Every March, 64 teams get the opportunity to play in the largest college basketball tournament ever. Over the span of three weeks, these 64 teams meet on the basketball floor and play in order to survive and advance. In the end, only one team is crowned the National Champion. This last year it was Connecticut, beating San Diego State, 76-59. The year prior Kansas was victorious over the University of North Carolina, 72 - 69.
On top of the yearly competition, individuals from around the world compete in bracket pools, in which they attempt to make the ‘perfect’ bracket. But the odds of accomplishing this task are 1 in 9.2 quintillion if you flip a coin for each game and 1 in 120.2 billion if you know a little bit about basketball. Either way, these are astronomical odds and no one has ever correctly predicted all of the games.
For the remainder of this report, I explore some statistical differences within data collected surrounding the NCAA tournament. I want to know if there are any trends that help a team make a team make the NCAA tournament?

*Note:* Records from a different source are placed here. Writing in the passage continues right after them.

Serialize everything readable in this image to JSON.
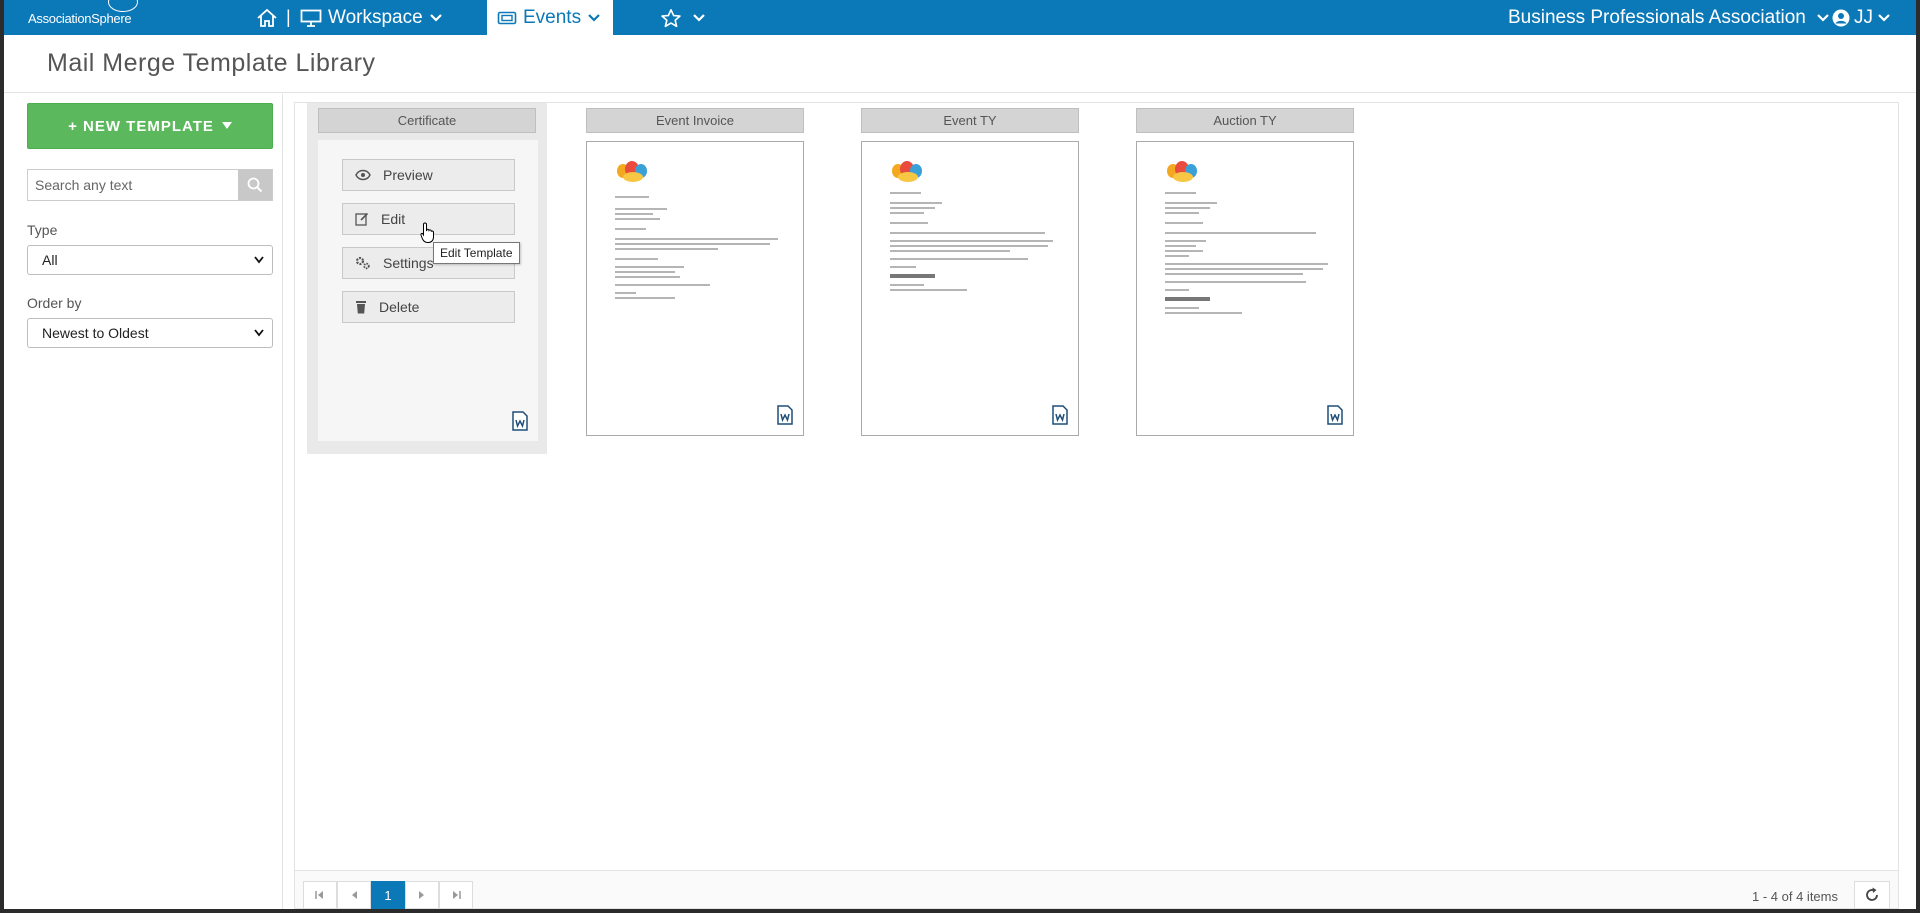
{
  "nav": {
    "logo": "AssociationSphere",
    "separator": "|",
    "workspace": "Workspace",
    "events": "Events",
    "organization": "Business Professionals Association",
    "user_initials": "JJ"
  },
  "header": {
    "title": "Mail Merge Template Library"
  },
  "sidebar": {
    "new_template": "+ NEW TEMPLATE",
    "search_placeholder": "Search any text",
    "type_label": "Type",
    "type_value": "All",
    "order_label": "Order by",
    "order_value": "Newest to Oldest"
  },
  "templates": [
    {
      "name": "Certificate"
    },
    {
      "name": "Event Invoice"
    },
    {
      "name": "Event TY"
    },
    {
      "name": "Auction TY"
    }
  ],
  "actions": {
    "preview": "Preview",
    "edit": "Edit",
    "settings": "Settings",
    "delete": "Delete",
    "tooltip": "Edit Template"
  },
  "pager": {
    "current_page": "1",
    "items_summary": "1 - 4 of 4 items"
  },
  "colors": {
    "brand": "#0b78b7",
    "primary_action": "#5cb85c"
  }
}
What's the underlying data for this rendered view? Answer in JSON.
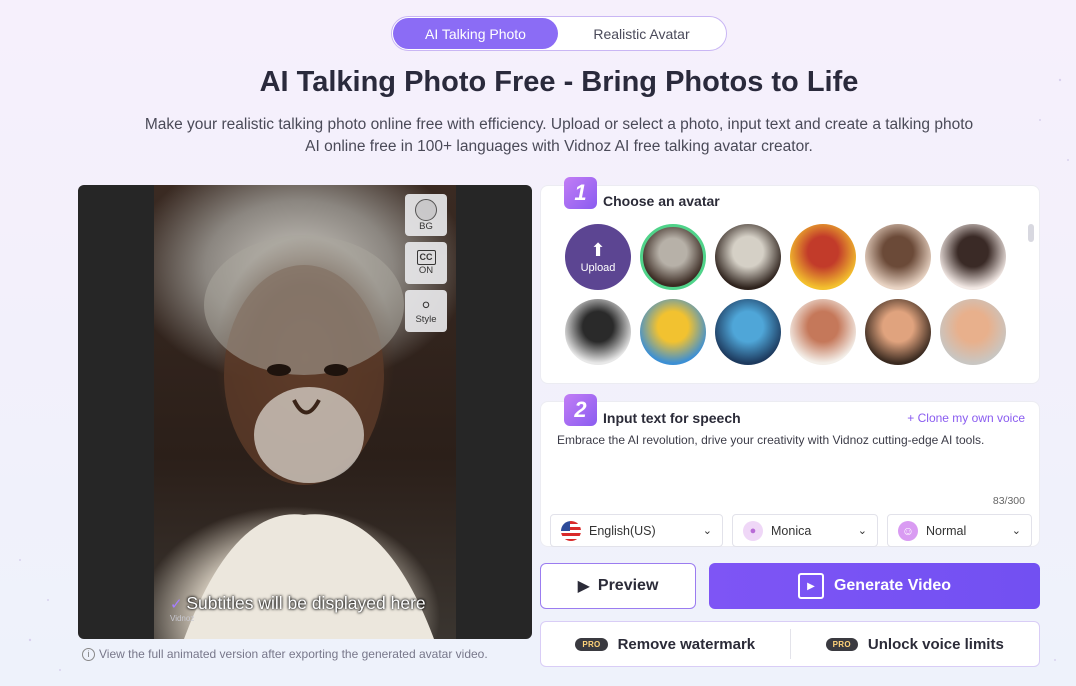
{
  "mode_tabs": {
    "active": "AI Talking Photo",
    "inactive": "Realistic Avatar"
  },
  "page_title": "AI Talking Photo Free - Bring Photos to Life",
  "page_subtitle_line1": "Make your realistic talking photo online free with efficiency. Upload or select a photo, input text and create a talking photo",
  "page_subtitle_line2": "AI online free in 100+ languages with Vidnoz AI free talking avatar creator.",
  "preview": {
    "side_buttons": {
      "bg": "BG",
      "cc": "ON",
      "cc_icon": "CC",
      "style": "Style"
    },
    "subtitle_placeholder": "Subtitles will be displayed here",
    "watermark": "Vidnoz",
    "export_note": "View the full animated version after exporting the generated avatar video."
  },
  "step1": {
    "number": "1",
    "title": "Choose an avatar",
    "upload_label": "Upload",
    "avatars": [
      {
        "name": "elder-man",
        "colors": [
          "#3a2a22",
          "#b7b1a8"
        ]
      },
      {
        "name": "elder-man-text",
        "colors": [
          "#2e221c",
          "#d5d0c6"
        ]
      },
      {
        "name": "yellow-cartoon",
        "colors": [
          "#f4c12e",
          "#c23b2a"
        ]
      },
      {
        "name": "woman-1",
        "colors": [
          "#e9d4c4",
          "#6b4a38"
        ]
      },
      {
        "name": "woman-2",
        "colors": [
          "#f2e8e4",
          "#3a2a26"
        ]
      },
      {
        "name": "woman-bw",
        "colors": [
          "#e8e8e8",
          "#2a2a2a"
        ]
      },
      {
        "name": "woman-yellow",
        "colors": [
          "#3c8fd4",
          "#f2c230"
        ]
      },
      {
        "name": "blue-avatar",
        "colors": [
          "#1d3a5e",
          "#4fa6d8"
        ]
      },
      {
        "name": "cartoon-boy",
        "colors": [
          "#f4efe9",
          "#c5785a"
        ]
      },
      {
        "name": "cartoon-girl",
        "colors": [
          "#3a2a20",
          "#e0a37e"
        ]
      },
      {
        "name": "cartoon-girl-2",
        "colors": [
          "#c9c6c2",
          "#e8b08c"
        ]
      }
    ]
  },
  "step2": {
    "number": "2",
    "title": "Input text for speech",
    "clone_link": "Clone my own voice",
    "speech_text": "Embrace the AI revolution, drive your creativity with Vidnoz cutting-edge AI tools.",
    "counter": "83/300",
    "language": "English(US)",
    "voice": "Monica",
    "speed": "Normal"
  },
  "actions": {
    "preview": "Preview",
    "generate": "Generate Video",
    "pro_badge": "PRO",
    "remove_watermark": "Remove watermark",
    "unlock_voice": "Unlock voice limits"
  }
}
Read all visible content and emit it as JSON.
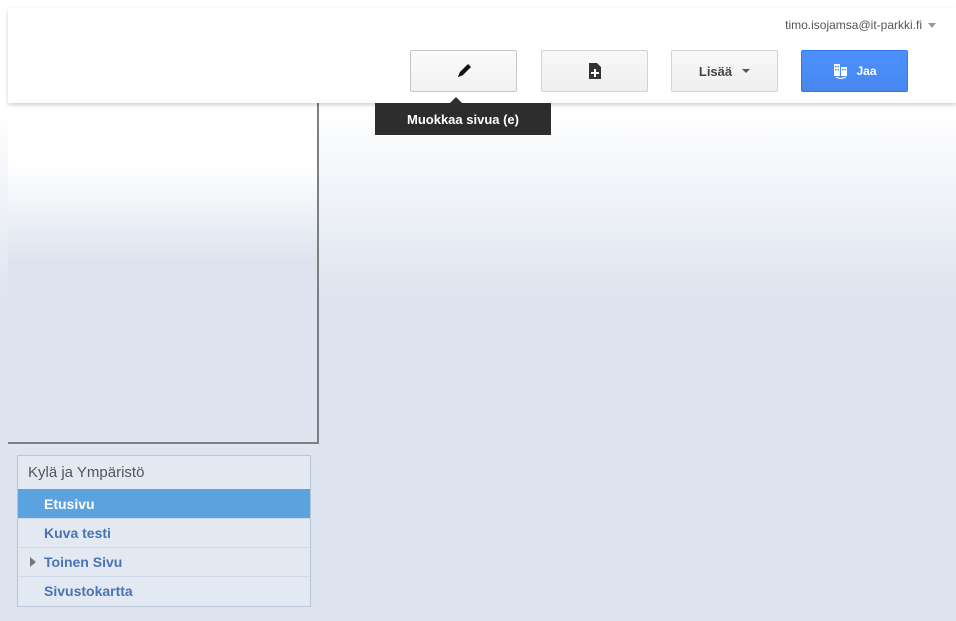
{
  "account": {
    "email": "timo.isojamsa@it-parkki.fi"
  },
  "toolbar": {
    "edit_icon": "pencil-icon",
    "new_page_icon": "new-page-icon",
    "more_label": "Lisää",
    "share_label": "Jaa",
    "share_icon": "share-building-icon"
  },
  "tooltip": {
    "text": "Muokkaa sivua (e)"
  },
  "navigation": {
    "title": "Kylä ja Ympäristö",
    "items": [
      {
        "label": "Etusivu",
        "selected": true
      },
      {
        "label": "Kuva testi",
        "selected": false
      },
      {
        "label": "Toinen Sivu",
        "selected": false,
        "expandable": true
      },
      {
        "label": "Sivustokartta",
        "selected": false
      }
    ]
  },
  "colors": {
    "accent_blue": "#4d90fe",
    "selected_item": "#5ba3df",
    "link_color": "#4a73b3",
    "tooltip_bg": "#2d2d2d"
  }
}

Before we step into the analysis, it is important to explore some of the statistical data that has been captured and will be used throughout this report.
This report is using data captured from Sports Reference and Twitter.
Sports Reference is a website whose mission is the “democratize data, so our users enjoy, understand, and share the sports they love”. It houses all kinds of statistical information, some of which is detailed below. Each link is for the 2023 stats, but data goes further.
For a complete data dictionary, click here.
Important Note: I have removed ALL data from 2020 as the NCAA tournament did not happen.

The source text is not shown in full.